Sam Stoane, Tales Of The Dark West

Gloria Tubino
3 minuti di lettura

SAM STOANE
Tales Of The Dark West
Cloverdale
***1/2

Dando una rapida occhiata ai titoli dell’album di debutto di Sam Stoane, si capisce subito dove questa giovane californiana ci condurrà: l’insistenza su coyote, selle e cavalli configura la classica ambientazione western intrisa di sudore, fatica, costanza, cantata egregiamente da una donna che ha deciso di staccarsi dai cliché delle eroine moderne – tutte glitterate, con le voci uniformi, una uguale all’altra – per saltare in groppa ad un cavallo e narrare la dura vita dei mandriani.

Succede, per esempio, in Back In The Saddle Again, mentre la natura selvaggia e incantevole viene celebrata in Coyote Cries, dove l’armonica aggiunge malinconia alla solitudine di questo animale in cerca di pace. In Tehachapi, echeggiano rime d’amore per questa cittadina californiana incastonata tra le montagne, sferzata dai venti e custode dei ricordi più profondi della Stoane. Even Cowgirls Get The Blues è un classico di Rodney Crowell, interpretato da molti artisti, tra cui Emmylou Harris e Lynn Anderson: la versione di Stoane ha un taglio decisamente più western, con un utilizzo azzeccato dell’armonica e un’impostazione vocale alla Dolly Parton. 

Cologne profuma di cuoio, polvere e pioggia: con lentezza, amarezza e con l’aiuto della sola chitarra si delineano le caratteristiche del cowboy seduttore. Pretty Poppies è una delicata e allo stesso tempo inquietante ballata avente per protagonisti i papaveri, che custodiscono i segreti e il dolore di una vicenda drammatica. Più leggerezza accompagna A Good Horse And A Good Dog, quasi una filastrocca in stile western che aggiunge vivacità, con le sue strofe, all’esaltazione delle belle cose di una vita semplice. La vita in miniera, con tutto il peso della fuliggine sottolineato da un violino appassionato, viene cantata in Calico Coal. 

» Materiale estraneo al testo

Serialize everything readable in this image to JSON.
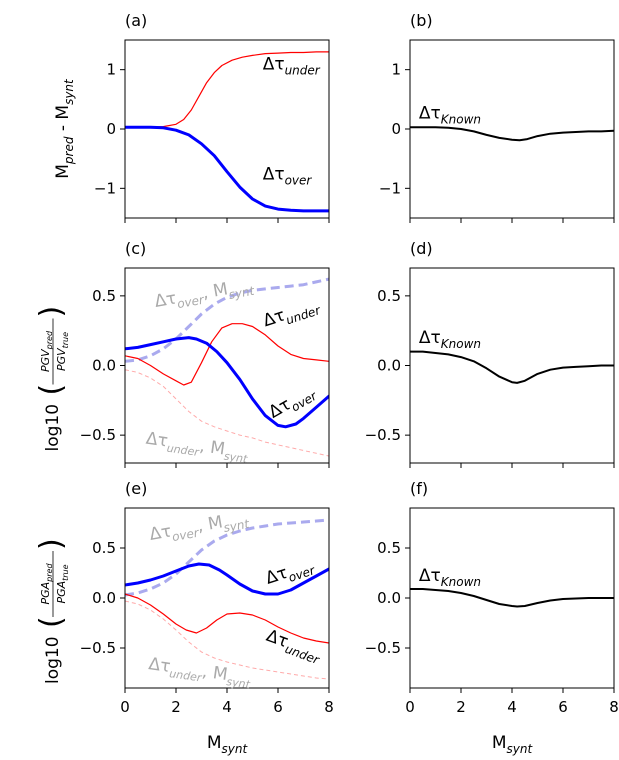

Il cerchio si chiude con When My Time Comes e con il desiderio di tornare nel West al termine della vita terrena, una richiesta di chi conosce l’importanza del tornare alle origini dopo un’esistenza trascorsa tra lavoro, la volontà di riposare là dove tutto è cominciato. Tales Of The Dark West è un album semplice, stringato, senza tanti fronzoli: proprio come la vita dei cowboys, dove gli agi sono considerati superflui e quindi una chitarra, un violino e una buona voce sono più che sufficienti per condividere con il pubblico i segreti, le gioie, le passioni di chi il selvaggio west lo vive e lo respira ogni giorno.